October 28, 2007 | Amateur Radio | By: Mark VandeWettering

Olympus VN-120Well, I’m trying, but I’m finding that I need a third hand to work satellite handheld. Maybe some kind of tripod ala K7AGE would free up my hands enough to be able to be a little more calm. I managed to get my call out, but I failed to copy the responder’s call properly, so this doesn’t count as my first satellite QSO. I’ll probably try again in 90 minutes on the last pass of the day.

The calls I think I copied were KI6IUJ, Laguna Beach, WD8PFS, DM12, KE5GFS and KC9ELU, EM79. There were other calls, and maybe I got these wrong, but that’s what I heard.
Maybe I’ll try to record the next pass.

Addendum: In retrospect, I’m pretty sure it had to be KI6IUJ who responded to me. He responded with only his gridsquare, which I copied as DM13, and he’s the only one in that gridsquare that I’ve got on my list. I’ll send him an email.

Addendum2: Second pass was no better. Got flustered again, and really only tried when the bird was already past me. I recorded the pass using a little voice recorder, here is the mp3 and the much bigger wav file. The dead air in the middle is when I first tried to key down, but of course I was actually set in the DOWNLINK frequency, so it was worse than useless. The second time toward the end it’s far from clear anyone is hearing me, but the sound you hear is me coming back from the satellite. Oh well. I’ll have to rig a tripod up to make this a little more reasonable.

Addendum3: The hams that are in the recording are KG6WHO (DM04) and the aforementioned KI6IUJ. I’m recording these because I suspect I’ll hear these hams again and again, and if I have some idea who is calling, I should be able to dive in with less mental effort.
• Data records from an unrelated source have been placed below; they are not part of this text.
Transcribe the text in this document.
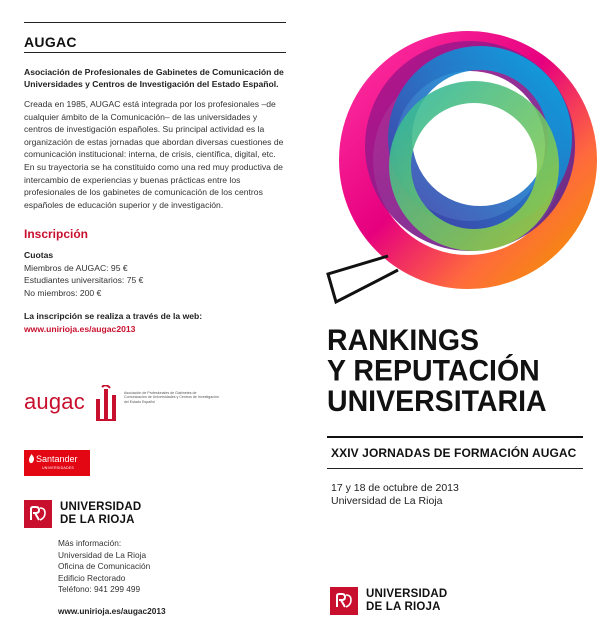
AUGAC
Asociación de Profesionales de Gabinetes de Comunicación de Universidades y Centros de Investigación del Estado Español.
Creada en 1985, AUGAC está integrada por los profesionales –de cualquier ámbito de la Comunicación– de las universidades y centros de investigación españoles. Su principal actividad es la organización de estas jornadas que abordan diversas cuestiones de comunicación institucional: interna, de crisis, científica, digital, etc. En su trayectoria se ha constituido como una red muy productiva de intercambio de experiencias y buenas prácticas entre los profesionales de los gabinetes de comunicación de los centros españoles de educación superior y de investigación.
Inscripción
Cuotas
Miembros de AUGAC: 95 €
Estudiantes universitarios: 75 €
No miembros: 200 €
La inscripción se realiza a través de la web:
www.unirioja.es/augac2013
augac	Asociación de Profesionales de Gabinetes de Comunicación de Universidades y Centros de Investigación del Estado Español
Santander
UNIVERSIDADES
UNIVERSIDAD
DE LA RIOJA
Más información:
Universidad de La Rioja
Oficina de Comunicación
Edificio Rectorado
Teléfono: 941 299 499
www.unirioja.es/augac2013
RANKINGS
Y REPUTACIÓN
UNIVERSITARIA
XXIV JORNADAS DE FORMACIÓN AUGAC
17 y 18 de octubre de 2013
Universidad de La Rioja
UNIVERSIDAD
DE LA RIOJA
Addendum4: The recording above was done with a little $25 voice recorder that I had lying around. It’s actually not bad, considering. It will record about 45 minutes, and runs on a pair of AAA batteries. To record, I put a mono 2.5mm to 3.5mm headphone adapter into the speaker outlet, then used a headphone splitter, sending half to a pair of ear buds, and the other half to this recorder. I then played this back into my laptop, edited it with Audacity, cutting out the large amount of static crap at the beginning, and then saved it out as a new .wav file, and compressed that to an mp3 using “lame”.